No nosso primeiro passeio pela ilha, muita chuva! Forte e que não parava! Fomos ao Mercado Municipal e Camelódromo. Quando eu olho, a Camilla vem com a Laurinha vestindo capa de chuva e galocha pink. O Tommy ficou louco! Queria igual, só que azul, lógico! Comprei e pronto: a maior felicidade desses dois: andar pela chuva, sem se preocupar com ela ou com as poças d’água... Muito pelo contrário: foram é procurar as poças!!!


Que momento mágico...


Hora do almoço e restaurante na Beira da Praia... Conclusão: tivemos que ir à areia! Mas qual o problema? O Tommy estava de galochas!!!

Momento para lindas fotos!!!

E o outro momento mágico aconteceu para mim: fomos visitar a Igreja da Santa Paulina. Pela segunda vez em minha vida fomos a esse lugar abençoado no mundo!

Rezei, chorei, agradeci, pedi, senti, sorri e decidi! Era aquela sensação que eu queria sentir de novo! Alegria, paz e felicidade!!! E sempre rodeada pela minha família...

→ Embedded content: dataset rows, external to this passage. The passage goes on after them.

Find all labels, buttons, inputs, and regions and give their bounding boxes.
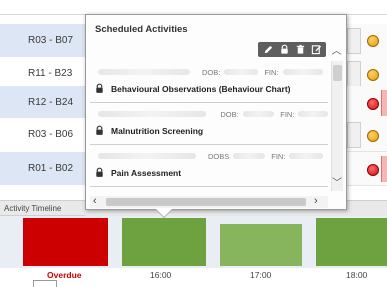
room-label: R11 - B23: [28, 68, 73, 79]
activity-title: Behavioural Observations (Behaviour Char…: [94, 83, 291, 94]
status-dot-icon[interactable]: [367, 98, 379, 110]
list-item[interactable]: DOB: FIN: Behavioural Observations (Beha…: [90, 61, 328, 103]
room-row-3[interactable]: R12 - B24: [0, 86, 85, 120]
overdue-block: [381, 156, 387, 182]
lock-icon: [96, 125, 103, 135]
list-item[interactable]: DOB: FIN: Malnutrition Screening: [90, 103, 328, 145]
patient-info: DOBS FIN:: [90, 151, 328, 161]
redacted-name: [98, 153, 196, 159]
status-dot-icon[interactable]: [367, 69, 379, 81]
room-pale-cell: [347, 61, 361, 87]
activity-title: Pain Assessment: [94, 167, 181, 178]
fin-label: FIN:: [271, 151, 286, 161]
lock-icon: [96, 167, 103, 177]
scroll-up-icon[interactable]: ︿: [329, 42, 344, 57]
scheduled-activities-popup: Scheduled Activities ︿ DOB: FIN: Behavio…: [85, 14, 347, 210]
scroll-right-icon[interactable]: ›: [314, 195, 318, 207]
redacted-name: [98, 111, 207, 117]
timeline-label-overdue: Overdue: [47, 270, 82, 280]
dob-label: DOB:: [220, 109, 239, 119]
list-item[interactable]: DOBS FIN: Pain Assessment: [90, 145, 328, 187]
dob-label: DOBS: [208, 151, 230, 161]
activity-title-text: Pain Assessment: [111, 167, 182, 178]
room-label: R12 - B24: [28, 97, 74, 108]
overdue-block: [381, 90, 387, 116]
scroll-down-icon[interactable]: ﹀: [331, 175, 343, 189]
popup-title: Scheduled Activities: [95, 24, 188, 35]
activity-title-text: Malnutrition Screening: [111, 125, 204, 136]
room-row-1[interactable]: R03 - B07: [0, 24, 85, 58]
redacted-dob: [233, 153, 266, 159]
room-pale-cell: [347, 122, 361, 148]
room-label: R01 - B02: [28, 163, 74, 174]
dob-label: DOB:: [202, 67, 221, 77]
status-dot-icon[interactable]: [367, 164, 379, 176]
redacted-fin: [289, 153, 324, 159]
patient-info: DOB: FIN:: [90, 67, 328, 77]
timeline-label: Activity Timeline: [4, 203, 62, 213]
redacted-fin: [298, 111, 328, 117]
timeline-slot-1700[interactable]: [220, 224, 302, 266]
status-dot-icon[interactable]: [367, 35, 379, 47]
status-dot-icon[interactable]: [367, 130, 379, 142]
grid-header-row: [0, 0, 387, 15]
timeline-slot-1600[interactable]: [122, 218, 206, 266]
redacted-dob: [242, 111, 275, 117]
timeline-slot-1800[interactable]: [316, 218, 387, 266]
note-icon[interactable]: [310, 44, 322, 56]
horizontal-scrollbar[interactable]: ‹ ›: [90, 195, 328, 208]
vertical-scrollbar[interactable]: [331, 61, 343, 191]
patient-info: DOB: FIN:: [90, 109, 328, 119]
room-pale-cell: [347, 28, 361, 54]
popup-pointer: [155, 208, 173, 217]
timeline-slot-overdue[interactable]: [23, 218, 108, 266]
redacted-dob: [224, 69, 259, 75]
timeline-label-1800: 18:00: [346, 270, 368, 280]
room-row-4[interactable]: R03 - B06: [0, 118, 85, 152]
timeline-label-1700: 17:00: [250, 270, 272, 280]
activity-list: DOB: FIN: Behavioural Observations (Beha…: [90, 61, 328, 191]
activity-title-text: Behavioural Observations (Behaviour Char…: [111, 83, 291, 94]
lock-icon: [96, 83, 103, 93]
lock-icon[interactable]: [278, 44, 290, 56]
fin-label: FIN:: [264, 67, 279, 77]
vertical-scroll-thumb[interactable]: [333, 65, 342, 81]
room-label: R03 - B07: [28, 35, 74, 46]
scroll-left-icon[interactable]: ‹: [93, 195, 97, 207]
fin-label: FIN:: [280, 109, 295, 119]
activity-title: Malnutrition Screening: [94, 125, 203, 136]
room-label: R03 - B06: [28, 129, 74, 140]
edit-icon[interactable]: [262, 44, 274, 56]
timeline-label-1600: 16:00: [150, 270, 172, 280]
timeline-header: Activity Timeline: [0, 200, 85, 216]
redacted-fin: [282, 69, 323, 75]
horizontal-scroll-thumb[interactable]: [106, 198, 306, 206]
redacted-name: [98, 69, 190, 75]
delete-icon[interactable]: [294, 44, 306, 56]
popup-toolbar: [258, 42, 326, 57]
room-row-5[interactable]: R01 - B02: [0, 152, 85, 186]
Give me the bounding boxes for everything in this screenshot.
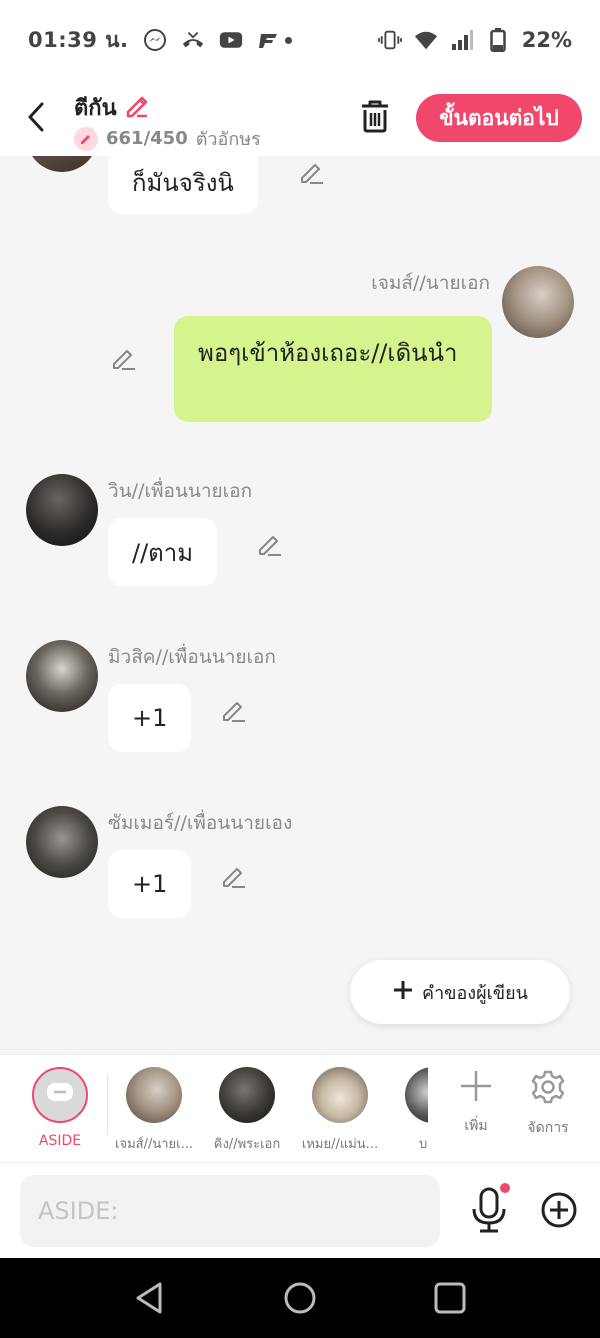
character-label: คิง//พระเอก <box>213 1137 281 1152</box>
input-bar <box>0 1162 600 1258</box>
avatar <box>405 1067 428 1123</box>
character-item[interactable]: เหมย//แม่น... <box>298 1067 382 1159</box>
battery-percent: 22% <box>521 28 572 52</box>
message-input[interactable] <box>20 1175 440 1247</box>
add-label: เพิ่ม <box>464 1118 488 1134</box>
notification-dot <box>500 1183 510 1193</box>
aside-character[interactable] <box>32 1067 88 1123</box>
edit-message-icon[interactable] <box>110 344 138 372</box>
char-count: 661/450 <box>106 128 188 149</box>
chat-area[interactable]: ก็มันจริงนิ เจมส์//นายเอก พอๆเข้าห้องเถอ… <box>0 156 600 1054</box>
status-bar: 01:39 น. 22% <box>0 0 600 80</box>
edit-title-icon[interactable] <box>123 91 151 125</box>
author-words-label: คำของผู้เขียน <box>422 982 528 1003</box>
header: ตีกัน 661/450 ตัวอักษร ขั้นตอนต่อไป <box>0 80 600 156</box>
back-triangle-icon[interactable] <box>132 1280 168 1316</box>
home-circle-icon[interactable] <box>282 1280 318 1316</box>
missed-call-icon <box>181 28 205 52</box>
author-words-button[interactable]: คำของผู้เขียน <box>350 960 570 1024</box>
pencil-badge-icon <box>74 126 98 151</box>
char-counter: 661/450 ตัวอักษร <box>74 124 261 153</box>
system-nav-bar <box>0 1258 600 1338</box>
message-text: ก็มันจริงนิ <box>132 168 234 197</box>
plus-icon <box>392 979 414 1006</box>
recents-square-icon[interactable] <box>432 1280 468 1316</box>
avatar[interactable] <box>26 806 98 878</box>
dot-icon <box>284 36 292 44</box>
message-bubble[interactable]: ก็มันจริงนิ <box>108 156 258 214</box>
message-text: +1 <box>132 870 168 898</box>
plus-icon <box>459 1071 493 1107</box>
trash-icon[interactable] <box>358 98 392 134</box>
character-label: เหมย//แม่น... <box>301 1137 379 1152</box>
message-bubble[interactable]: พอๆเข้าห้องเถอะ//เดินนำ <box>174 316 492 422</box>
add-character-button[interactable]: เพิ่ม <box>446 1069 506 1137</box>
message-text: +1 <box>132 704 168 732</box>
avatar[interactable] <box>502 266 574 338</box>
back-arrow-icon[interactable] <box>22 100 52 134</box>
next-step-button[interactable]: ขั้นตอนต่อไป <box>416 94 582 142</box>
manage-characters-button[interactable]: จัดการ <box>518 1069 578 1139</box>
message-text: //ตาม <box>132 538 194 567</box>
story-title-wrap[interactable]: ตีกัน <box>74 90 151 125</box>
message-bubble[interactable]: +1 <box>108 684 192 752</box>
speaker-name: ซัมเมอร์//เพื่อนนายเอง <box>108 812 293 834</box>
speaker-name: วิน//เพื่อนนายเอก <box>108 480 253 502</box>
aside-label: ASIDE <box>38 1133 82 1149</box>
character-bar: ASIDE เจมส์//นายเ... คิง//พระเอก เหมย//แ… <box>0 1054 600 1162</box>
avatar <box>219 1067 275 1123</box>
avatar[interactable] <box>26 474 98 546</box>
char-unit: ตัวอักษร <box>195 129 261 150</box>
character-label: บอย/ <box>418 1137 428 1152</box>
edit-message-icon[interactable] <box>220 862 248 890</box>
character-list[interactable]: เจมส์//นายเ... คิง//พระเอก เหมย//แม่น...… <box>108 1055 428 1163</box>
avatar[interactable] <box>26 156 98 172</box>
add-circle-icon[interactable] <box>540 1191 578 1229</box>
battery-icon <box>486 28 510 52</box>
avatar <box>126 1067 182 1123</box>
youtube-icon <box>219 28 243 52</box>
message-bubble[interactable]: //ตาม <box>108 518 218 586</box>
character-item[interactable]: คิง//พระเอก <box>205 1067 289 1159</box>
character-label: เจมส์//นายเ... <box>115 1137 193 1152</box>
message-text: พอๆเข้าห้องเถอะ//เดินนำ <box>198 339 458 367</box>
avatar[interactable] <box>26 640 98 712</box>
wifi-icon <box>414 28 438 52</box>
message-bubble[interactable]: +1 <box>108 850 192 918</box>
signal-icon <box>450 28 474 52</box>
speaker-name: มิวสิค//เพื่อนนายเอก <box>108 646 276 668</box>
manage-label: จัดการ <box>527 1120 569 1136</box>
chat-bubble-icon <box>45 1081 75 1109</box>
status-time: 01:39 น. <box>28 27 129 52</box>
edit-message-icon[interactable] <box>298 158 326 186</box>
character-item[interactable]: เจมส์//นายเ... <box>112 1067 196 1159</box>
avatar <box>312 1067 368 1123</box>
speaker-name: เจมส์//นายเอก <box>371 272 490 294</box>
gear-icon <box>530 1070 566 1109</box>
app-icon <box>257 28 281 52</box>
edit-message-icon[interactable] <box>256 530 284 558</box>
microphone-icon[interactable] <box>470 1183 510 1233</box>
messenger-icon <box>143 28 167 52</box>
story-title: ตีกัน <box>74 96 117 121</box>
character-item[interactable]: บอย/ <box>391 1067 428 1159</box>
vibrate-icon <box>377 28 402 52</box>
edit-message-icon[interactable] <box>220 696 248 724</box>
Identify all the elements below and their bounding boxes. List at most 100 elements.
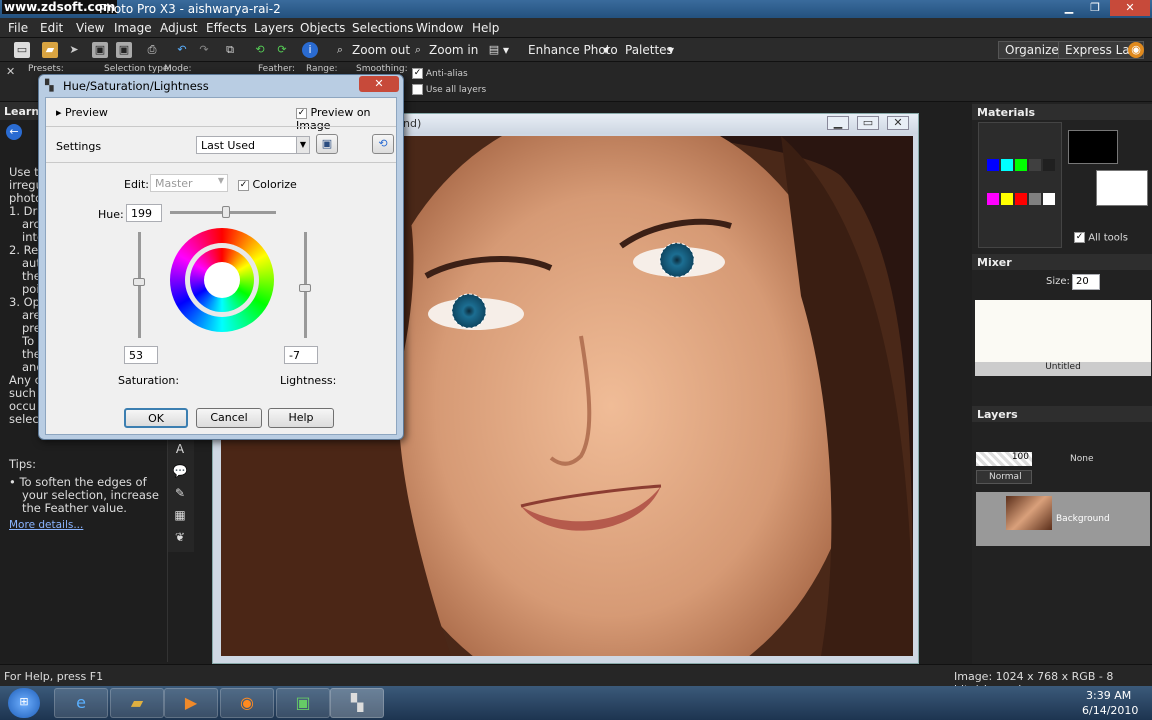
close-window-button[interactable]: ✕ <box>1110 0 1150 16</box>
menu-image[interactable]: Image <box>114 21 152 35</box>
blend-mode-dropdown[interactable]: Normal <box>976 470 1032 484</box>
swatch[interactable] <box>1043 193 1055 205</box>
layer-thumbnail <box>1006 496 1052 530</box>
preview-toggle[interactable]: ▸ Preview <box>56 106 108 119</box>
menu-help[interactable]: Help <box>472 21 499 35</box>
photo-pro-taskbar-icon[interactable]: ▚ <box>330 688 384 718</box>
new-file-icon[interactable]: ▭ <box>14 42 30 58</box>
save-as-icon[interactable]: ▣ <box>116 42 132 58</box>
swatch[interactable] <box>1043 159 1055 171</box>
lightness-slider-thumb[interactable] <box>299 284 311 292</box>
redo-icon[interactable]: ↷ <box>196 42 212 58</box>
materials-swatch-area[interactable] <box>978 122 1062 248</box>
zoom-in-icon[interactable]: ⌕ <box>410 42 426 58</box>
all-tools-checkbox[interactable]: ✓ All tools <box>1074 232 1128 244</box>
settings-dropdown[interactable]: Last Used ▼ <box>196 136 310 154</box>
palettes-menu[interactable]: Palettes <box>625 43 673 57</box>
reset-icon[interactable]: ⟲ <box>372 134 394 154</box>
ie-taskbar-icon[interactable]: e <box>54 688 108 718</box>
menu-adjust[interactable]: Adjust <box>160 21 198 35</box>
window-title: Photo Pro X3 - aishwarya-rai-2 <box>99 2 281 16</box>
foreground-color-swatch[interactable] <box>1068 130 1118 164</box>
menu-file[interactable]: File <box>8 21 28 35</box>
menu-layers[interactable]: Layers <box>254 21 294 35</box>
menu-edit[interactable]: Edit <box>40 21 63 35</box>
image-close-button[interactable]: ✕ <box>887 116 909 130</box>
image-minimize-button[interactable]: ▁ <box>827 116 849 130</box>
zoom-out-button[interactable]: Zoom out <box>352 43 410 57</box>
saturation-slider-thumb[interactable] <box>133 278 145 286</box>
firefox-taskbar-icon[interactable]: ◉ <box>220 688 274 718</box>
explorer-taskbar-icon[interactable]: ▰ <box>110 688 164 718</box>
swatch[interactable] <box>1029 193 1041 205</box>
menu-selections[interactable]: Selections <box>352 21 414 35</box>
picture-tube-tool-icon[interactable]: ❦ <box>171 530 189 546</box>
app-taskbar-icon[interactable]: ▣ <box>276 688 330 718</box>
ok-button[interactable]: OK <box>124 408 188 428</box>
hue-color-wheel[interactable] <box>170 228 274 332</box>
help-orb-icon[interactable]: ◉ <box>1128 42 1144 58</box>
blend-none-label: None <box>1070 454 1094 464</box>
swatch[interactable] <box>1015 159 1027 171</box>
hue-slider-thumb[interactable] <box>222 206 230 218</box>
image-maximize-button[interactable]: ▭ <box>857 116 879 130</box>
media-player-taskbar-icon[interactable]: ▶ <box>164 688 218 718</box>
layer-row[interactable]: Background <box>976 492 1150 546</box>
chevron-down-icon[interactable]: ▾ <box>503 43 509 57</box>
swatch[interactable] <box>1029 159 1041 171</box>
back-arrow-icon[interactable]: ← <box>6 124 22 140</box>
edit-dropdown[interactable]: Master ▼ <box>150 174 228 192</box>
saturation-field[interactable]: 53 <box>124 346 158 364</box>
swatch[interactable] <box>987 193 999 205</box>
more-details-link[interactable]: More details... <box>9 519 83 532</box>
chevron-down-icon[interactable]: ▼ <box>296 137 309 153</box>
clipboard-icon[interactable]: ▤ <box>486 42 502 58</box>
size-field[interactable]: 20 <box>1072 274 1100 290</box>
swatch[interactable] <box>1001 159 1013 171</box>
cancel-button[interactable]: Cancel <box>196 408 262 428</box>
crop-icon[interactable]: ⧉ <box>222 42 238 58</box>
dialog-close-button[interactable]: ✕ <box>359 76 399 92</box>
menu-window[interactable]: Window <box>416 21 463 35</box>
open-folder-icon[interactable]: ▰ <box>42 42 58 58</box>
menu-objects[interactable]: Objects <box>300 21 345 35</box>
anti-alias-checkbox[interactable]: ✓ Anti-alias <box>412 68 468 79</box>
use-all-layers-checkbox[interactable]: Use all layers <box>412 84 486 95</box>
menu-effects[interactable]: Effects <box>206 21 247 35</box>
hue-field[interactable]: 199 <box>126 204 162 222</box>
mixer-page-tab[interactable]: Untitled <box>975 362 1151 376</box>
zoom-out-icon[interactable]: ⌕ <box>332 42 348 58</box>
browse-icon[interactable]: ➤ <box>66 42 82 58</box>
menu-view[interactable]: View <box>76 21 104 35</box>
anti-alias-label: Anti-alias <box>425 69 468 79</box>
opacity-slider[interactable]: 100 <box>976 452 1032 466</box>
edit-label: Edit: <box>124 178 150 191</box>
rotate-right-icon[interactable]: ⟳ <box>274 42 290 58</box>
print-icon[interactable]: ⎙ <box>144 42 160 58</box>
chevron-down-icon[interactable]: ▾ <box>603 43 609 57</box>
zoom-in-button[interactable]: Zoom in <box>429 43 478 57</box>
swatch[interactable] <box>987 159 999 171</box>
maximize-button[interactable]: ❐ <box>1082 0 1108 16</box>
save-icon[interactable]: ▣ <box>92 42 108 58</box>
speech-bubble-tool-icon[interactable]: 💬 <box>171 464 189 480</box>
swatch[interactable] <box>1015 193 1027 205</box>
preview-on-image-checkbox[interactable]: ✓ Preview on Image <box>296 106 396 132</box>
close-options-icon[interactable]: ✕ <box>6 65 15 78</box>
help-button[interactable]: Help <box>268 408 334 428</box>
save-preset-icon[interactable]: ▣ <box>316 134 338 154</box>
start-button-icon[interactable]: ⊞ <box>8 688 40 718</box>
pattern-tool-icon[interactable]: ▦ <box>171 508 189 524</box>
rotate-left-icon[interactable]: ⟲ <box>252 42 268 58</box>
minimize-button[interactable]: ▁ <box>1056 0 1082 16</box>
mixer-canvas[interactable] <box>975 300 1151 362</box>
chevron-down-icon[interactable]: ▾ <box>668 43 674 57</box>
background-color-swatch[interactable] <box>1096 170 1148 206</box>
lightness-field[interactable]: -7 <box>284 346 318 364</box>
text-tool-icon[interactable]: A <box>171 442 189 458</box>
swatch[interactable] <box>1001 193 1013 205</box>
brush-tool-icon[interactable]: ✎ <box>171 486 189 502</box>
colorize-checkbox[interactable]: ✓ Colorize <box>238 178 297 191</box>
undo-icon[interactable]: ↶ <box>174 42 190 58</box>
info-icon[interactable]: i <box>302 42 318 58</box>
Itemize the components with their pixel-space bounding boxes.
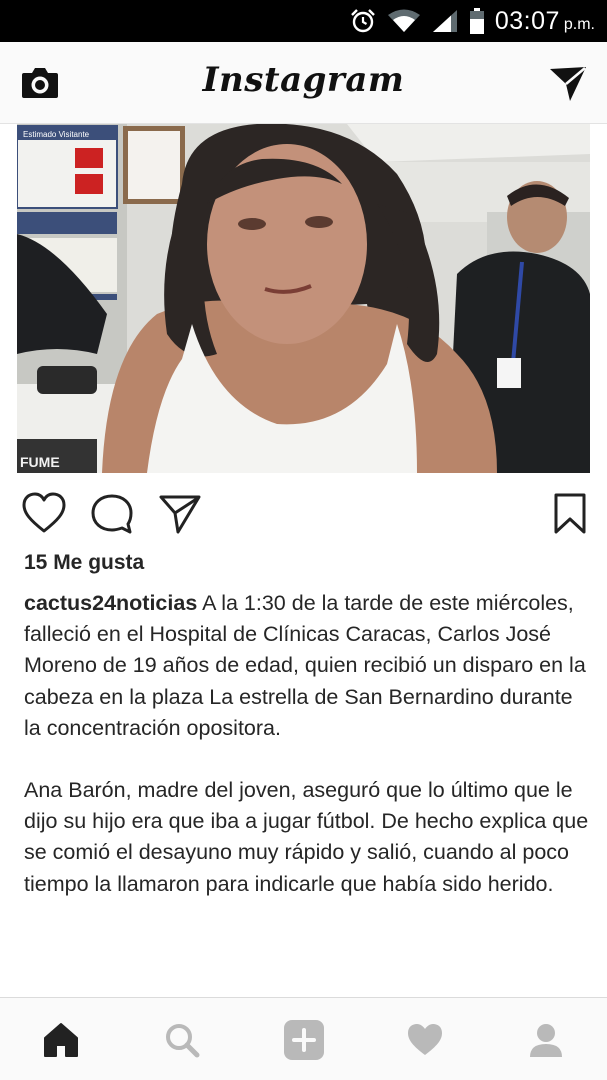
status-time: 03:07 p.m. — [495, 7, 595, 36]
post-photo-illustration: Estimado Visitante FUME — [17, 124, 590, 473]
caption-paragraph-1: cactus24noticias A la 1:30 de la tarde d… — [24, 588, 589, 744]
status-icons: 03:07 p.m. — [349, 0, 595, 42]
nav-activity[interactable] — [403, 1018, 447, 1062]
fume-sign: FUME — [20, 454, 60, 470]
profile-icon — [530, 1024, 562, 1057]
bookmark-icon[interactable] — [548, 492, 592, 536]
nav-home[interactable] — [39, 1018, 83, 1062]
instagram-logo: Instagram — [202, 60, 405, 100]
post-actions — [0, 484, 607, 542]
status-bar: 03:07 p.m. — [0, 0, 607, 42]
sign-title: Estimado Visitante — [23, 130, 90, 139]
battery-icon — [469, 8, 484, 34]
bottom-nav — [0, 997, 607, 1080]
heart-icon[interactable] — [22, 492, 66, 536]
alarm-icon — [350, 9, 375, 33]
share-icon[interactable] — [158, 492, 202, 536]
likes-count[interactable]: 15 Me gusta — [24, 551, 144, 575]
clock-time: 03:07 — [494, 6, 560, 35]
post-photo[interactable]: Estimado Visitante FUME — [17, 124, 590, 473]
wifi-icon — [387, 9, 420, 32]
signal-icon — [432, 10, 457, 32]
direct-message-icon[interactable] — [547, 62, 589, 104]
search-icon — [166, 1024, 200, 1058]
nav-search[interactable] — [160, 1018, 204, 1062]
clock-ampm: p.m. — [563, 15, 595, 33]
post-username[interactable]: cactus24noticias — [24, 591, 197, 615]
caption-paragraph-2: Ana Barón, madre del joven, aseguró que … — [24, 778, 589, 896]
post-caption: cactus24noticias A la 1:30 de la tarde d… — [24, 588, 589, 931]
nav-profile[interactable] — [524, 1018, 568, 1062]
comment-icon[interactable] — [90, 492, 134, 536]
app-header: Instagram — [0, 42, 607, 124]
nav-add-post[interactable] — [282, 1018, 326, 1062]
add-post-icon — [284, 1020, 324, 1060]
home-icon — [44, 1023, 78, 1057]
activity-heart-icon — [408, 1024, 442, 1055]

(Essa foto é da imagem de Nossa Senhora da Conceição, minha madrinha no céu!)

Voltei desta viagem com as energias renovadas, novos pedidos, novas estratégias, novos planos.

E a vontade cada vez maior de fazer o meu filho feliz!!!

Brincar, correr, rir, conversar, ouvir, falar, ser ridícula ou apenas ficar sentada em um banco olhando o Tommy brincar no parquinho (e olha que eu desci, pelo menos uma vez, no escorregador do parquinho!! Não contem p ninguém porque não podia!!! Rssss) isso sim é felicidade de verdade!!!